De waarde van de onroerende zaak per de waardepeildatum 1 januari 2019 is door de heffingsambtenaar bij beschikking van 29 februari 2020 vastgesteld op € 452.000.
Bij ambtshalve beslissing van 12 maart 2020 heeft de heffingsambtenaar de waarde van de onroerende zaak verminderd tot € 427.000.
De gemachtigde van belanghebbende heeft namens belanghebbende bij brief van 20 maart 2020 bezwaar gemaakt tegen de WOZ-beschikking. In het bezwaarschrift bepleit hij een WOZ-waarde van € 316.000 en wordt verzocht om een kostenvergoeding voor de bezwaarfase. De schriftelijke machtiging van belanghebbende daartoe heeft als dagtekening 16 maart 2020.

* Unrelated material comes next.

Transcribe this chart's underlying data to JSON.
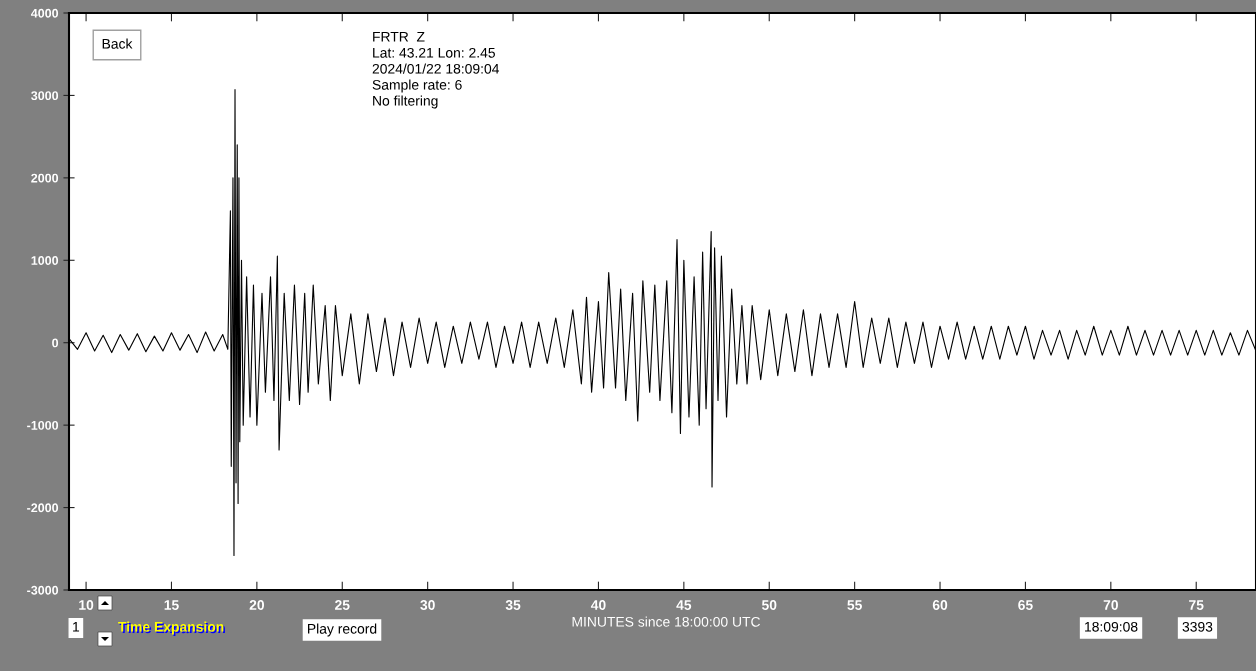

Bij uitspraak op bezwaar heeft de heffingsambtenaar de - ambtshalve verlaagde - waarde van de onroerende zaak van € 427.000 en de aanslag gehandhaafd.
Ter onderbouwing van deze waarde heeft de heffingsambtenaar een taxatierapport, opgesteld op 1 februari 2021 door taxateur [taxateur] , overgelegd. In dit rapport en de daarin opgenomen waardematrix zijn de volgende in [woonplaats] gelegen vergelijkingsobjecten opgenomen:
- -
-
[adres 2] : verkoopdatum 2 oktober 2018, verkoopprijs € 449.000; het betreft vrijstaande bungalow met een inhoud van 490 m3;
- -
-
[adres 3] : verkoopdatum 28 juni 2018, verkoopprijs € 430.000 v.o.n.; het betreft een vrijstaande bungalow met een inhoud van 600 m3;
- -
-
[adres 4] : verkoopdatum 11 juni 2018, verkoopprijs € 430.000 v.o.n.; het betreft een vrijstaande bungalow met een inhoud van 600 m3 .
Uit de waardematrix volgt een waarde op de waardepeildatum van € 438.000.
3 Geschil en conclusies van partijen
Het geschil betreft het antwoord op de volgende vragen:
I. Is de heffingsambtenaar bevoegd de waarde van de onroerende zaak ambtshalve te verlagen?
II. Is de waarde van de onroerende zaak te hoog vastgesteld?
Belanghebbende concludeert tot vernietiging van de uitspraak van de rechtbank en vermindering van de WOZ-waarde tot € 390.000. De heffingsambtenaar concludeert tot bevestiging van de uitspraak van de rechtbank.